We're busy people. We don't have hours of free time to spend queueing, even though millions more of us inhabit the planet each year and vy for a lot more than Comic-Con tickets. I need to determine my priorities: amount of time v. quality of potential experience; capacity to wait v. capacity for becoming frustrated, value of this event v. value of another event (or even downtime at home). Maybe I've made Comic-Con into something it's not or shouldn't be--the be-all, end-all of popular culture elitism.
I think I've comically conned myself into believing that I need that ticket, perhaps more than the other people virtually clamoring for the website's attention. Even worse, I've just rationalized why it's OK not to want that ticket, if I'm unsuccessful, now that I've invested time and energy into online registration.
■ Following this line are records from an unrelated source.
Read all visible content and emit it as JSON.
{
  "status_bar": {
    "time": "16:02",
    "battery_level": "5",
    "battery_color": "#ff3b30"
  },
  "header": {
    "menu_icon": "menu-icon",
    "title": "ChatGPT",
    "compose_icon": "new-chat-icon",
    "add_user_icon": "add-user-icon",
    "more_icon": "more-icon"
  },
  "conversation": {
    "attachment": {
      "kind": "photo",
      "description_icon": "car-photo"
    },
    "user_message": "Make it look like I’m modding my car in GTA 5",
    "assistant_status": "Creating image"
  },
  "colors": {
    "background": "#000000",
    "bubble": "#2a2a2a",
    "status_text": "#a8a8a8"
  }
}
The most study-worthy aspect of Comic-Con this year is the impact that the prospect of not going is having on so many people, including myself. Why do we care so much about this one event? Does that say more about the event--the "world premiere" and "exclusive" aspects now assumed to be the sole province of SDCC--or about my need to be one of the few (thousand) who will be able to get in the door this July?
I'm heading back to the queue, probably to laugh at myself for another hour before I either succeed and pay my money for a pack of single-day tickets at a higher cost or quit for this year. But I doubt I'll think of Comic-Con or myself as a pop culture consumer in the same way again.